I’m documenting this Door County trip as much for my own purposes as anything. We’ll for sure be planning another trip there for the fall colours, so I wanna make sure I remember everything about this first trip, what worked, what didn’t, part of that is getting the camera bag right, here is what I took:

  • Gitzo Tripod + RRS BH55 head
  • Canon 5D mark II
  • Canon 35 f1.4 L
  • Canon 24 f3.5 TS/E L II
  • Canon 17-40 f4 L
  • Canon 24-70 f2.8 L
  • Canon 70-200 f4 IS L
  • LensBaby Composer
  • 1.4 Teleconverter
  • Canon D500 Closeup Filter
  • Filters (ND 10stop, ND 3stop, Circular Polarizer 82 & 105mm, ND Grads)

I used all lenses except the LensBaby. I used the 17-40 about 80% of the time, the TS/E about 15% and the rest split between the 24-70, 70-200 & 35. I think I would have used the TS/E about 60% of the time had my adapters arrived for the Lee Filter holder. As it is my Circular Polarizer doesn’t fit that great on the Cokin 4×4 filter holder, and I didn’t fancy dropping my 105mm Circular Polarizer anywhere, but especially not in the water, which we were close to for much of Saturday, hopefully by the time I next visit Door County, my 82mm adapter for the Lee Filter holder will have arrived, allowing me to use the Circular Polarizer, ND Grad and 10 stop all together, or in any combination there of.

That said, the 17-40 is an amazing lens, excellent landscape photographers lens, not that fast, but when you’re mainly shooting at f11 and above, f2.8 versus f4 doesn’t make much of a difference. I did find myself wanting a little a little wider sometimes than 17mm, had my filters on the TS/E been more operational, that would have solved that problem via a 3shot panorama stitch; still, love the 17-40, it hardly left my camera.

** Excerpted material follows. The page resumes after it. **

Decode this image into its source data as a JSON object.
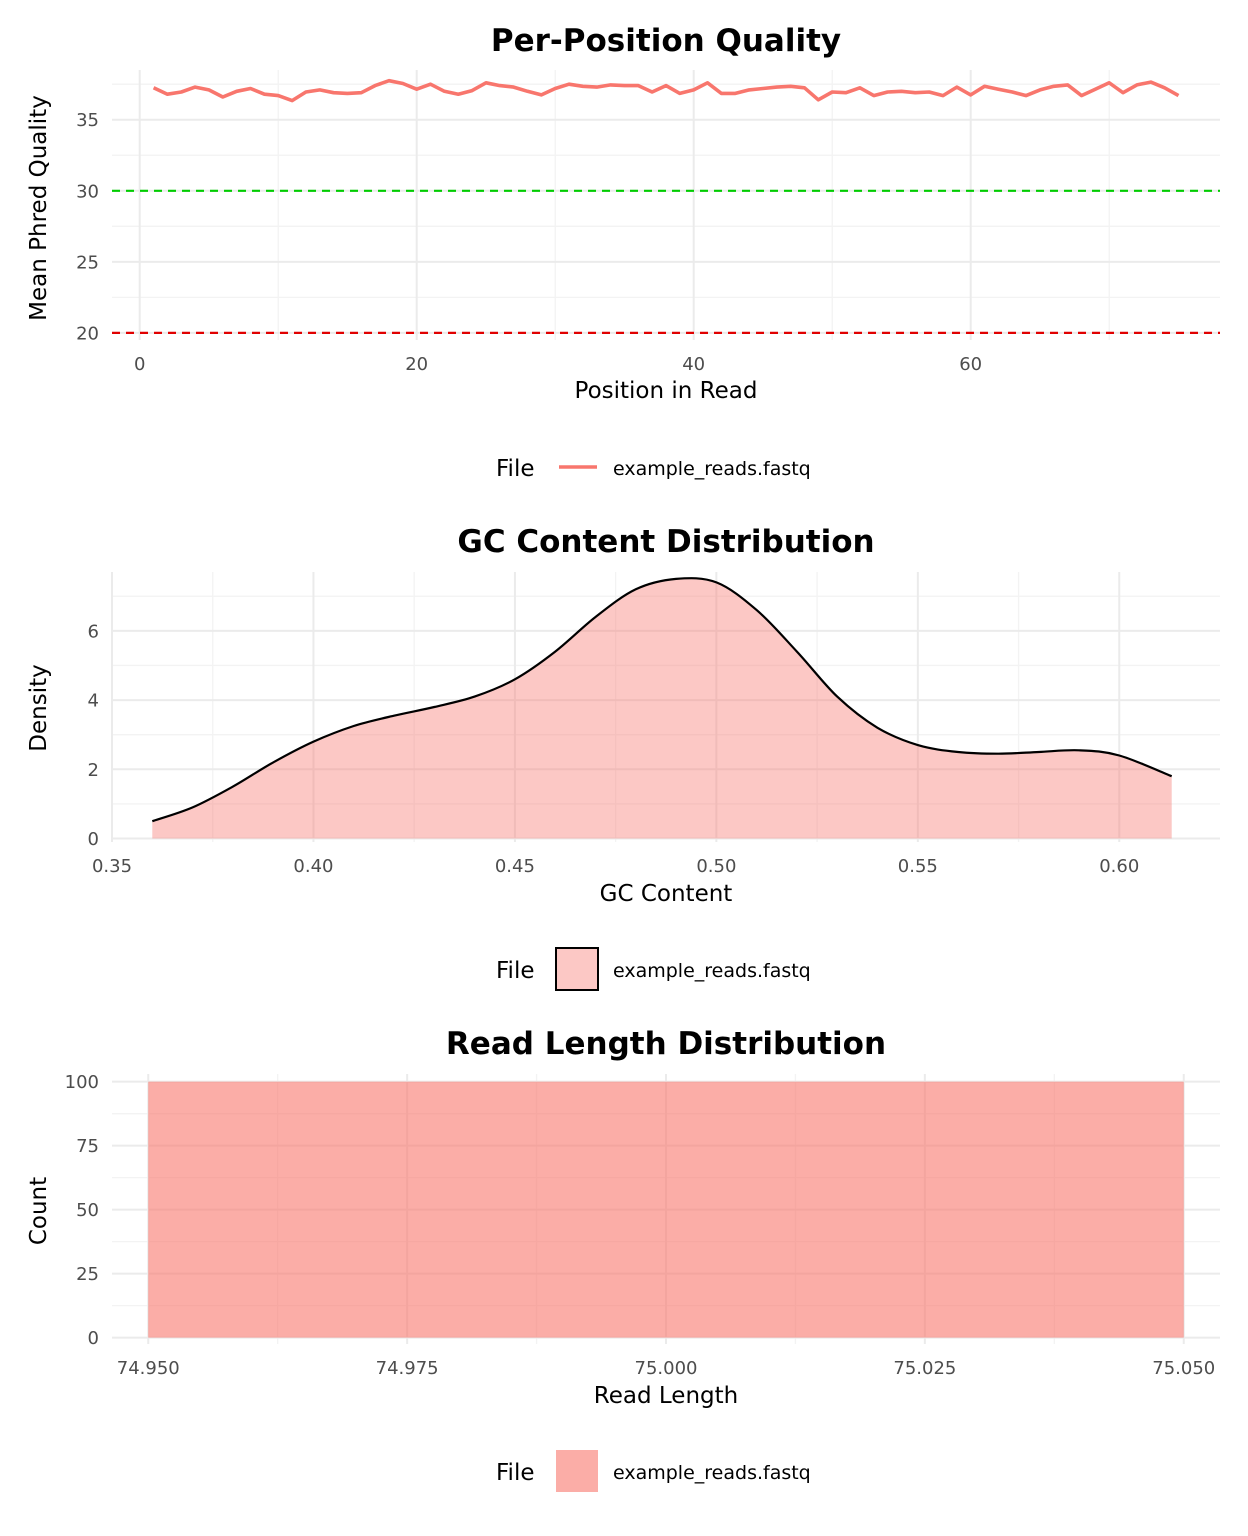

The Circular Polarizer was a must for this trip at least, highly effective in cutting the reflections on the water and on the woodland foliage.

Batteries were a constant pain point for me. I only have 2 for the mkII, I use liveview 100% for landscape photography now to adjust manual focus, so it was eating batteries. Still I am sure when I bought the camera I shot in minus 20f conditions all day on one battery, with a short lunch time recharge and live view. Luckily the hotel wasn’t that far, so between each location I’d drop a battery off for charging and pickup a freshly charged battery. That almost caught me short on Saturday evening when we arrived at our sunset location, I found I had only 24% battery life left, so I had to hastily drive back to the hotel to swap batteries.

I had enough memory cards, using three 8Gb cards over the day and a half’s worth of shooting, about 750 images in total.

On the whole, I think I got the bag right, there were a couple of wild bird photo ops which the 400L would have been useful for, thats about it.